Abstract The electrochemical CO 2 reduction reaction (CO 2 RR) to produce CO and H 2 (syngas) is a promising method for clean energy, but challenges remain, such as controlling the CO/H 2 ratios required for the syngas yield. Herein, hydrophobic exfoliated MoS 2 (H‐E‐MoS 2 ) nanosheets are fabricated from bulk MoS 2 by a cost‐effective ball‐milling method, followed by decoration with fluorosilane (FAS). H‐E‐MoS 2 is a cost‐effective electrocatalyst capable of directly reducing CO 2 and H 2 O for tuneable syngas production with a wide range of CO/H 2 ratios (from 1:2 to 4:1).

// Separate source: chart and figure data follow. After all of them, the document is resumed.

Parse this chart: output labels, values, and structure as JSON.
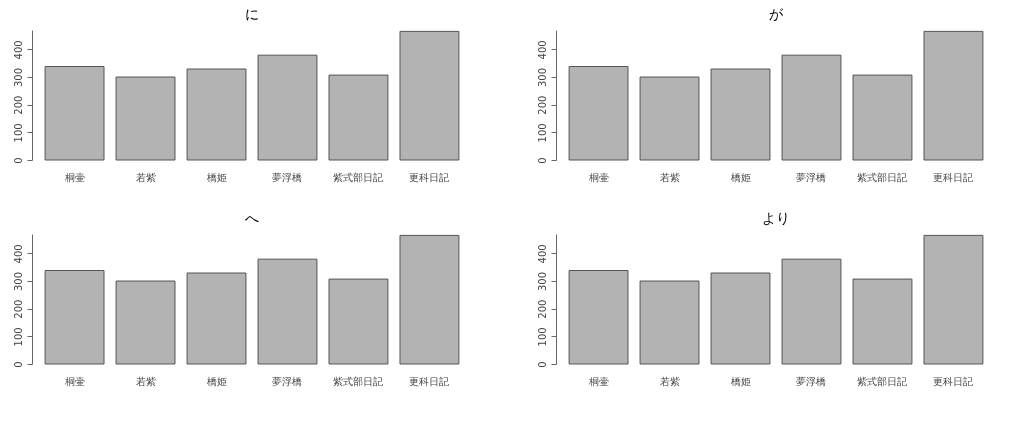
{
  "chart_data": [
    {
      "type": "bar",
      "title": "に",
      "categories": [
        "桐壷",
        "若紫",
        "橋姫",
        "夢浮橋",
        "紫式部日記",
        "更科日記"
      ],
      "values": [
        338,
        300,
        329,
        379,
        307,
        465
      ],
      "color": "#b3b3b3",
      "ylim": [
        0,
        470
      ],
      "yticks": [
        0,
        100,
        200,
        300,
        400
      ]
    },
    {
      "type": "bar",
      "title": "が",
      "categories": [
        "桐壷",
        "若紫",
        "橋姫",
        "夢浮橋",
        "紫式部日記",
        "更科日記"
      ],
      "values": [
        338,
        300,
        329,
        379,
        307,
        465
      ],
      "color": "#b3b3b3",
      "ylim": [
        0,
        470
      ],
      "yticks": [
        0,
        100,
        200,
        300,
        400
      ]
    },
    {
      "type": "bar",
      "title": "へ",
      "categories": [
        "桐壷",
        "若紫",
        "橋姫",
        "夢浮橋",
        "紫式部日記",
        "更科日記"
      ],
      "values": [
        338,
        300,
        329,
        379,
        307,
        465
      ],
      "color": "#b3b3b3",
      "ylim": [
        0,
        470
      ],
      "yticks": [
        0,
        100,
        200,
        300,
        400
      ]
    },
    {
      "type": "bar",
      "title": "より",
      "categories": [
        "桐壷",
        "若紫",
        "橋姫",
        "夢浮橋",
        "紫式部日記",
        "更科日記"
      ],
      "values": [
        338,
        300,
        329,
        379,
        307,
        465
      ],
      "color": "#b3b3b3",
      "ylim": [
        0,
        470
      ],
      "yticks": [
        0,
        100,
        200,
        300,
        400
      ]
    }
  ]
}
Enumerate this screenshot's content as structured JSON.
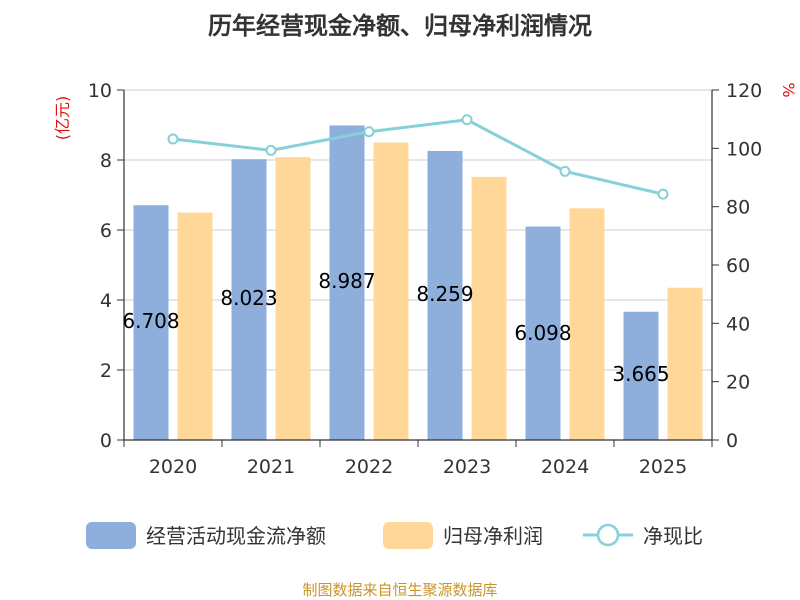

In addition, H‐E‐MoS 2 shows a high current density, 61 mA cm −2 at −1.1 V, and the highest CO FE of 81.2% at −0.9 V, which are higher than those of unmodified MoS 2 . According to density functional theory calculations, FAS decoration on the surface of MoS 2 electrode can change the electronic properties of the edge Mo atom, which facilitates the rate‐limiting CO‐desorption step, thus promoting CO 2 RR. Moreover, the hydrophobic surface of H‐E‐MoS 2 depressed the H 2 evolution reaction and created abundant three‐phase contact points that provided sufficient CO 2 . The hydrophobization of the electrode may provide an effective strategy for easily tuning the CO/H 2 ratio of syngas in a large range for the direct electroreduction CO 2 to syngas with an optimized CO/H 2 ratio.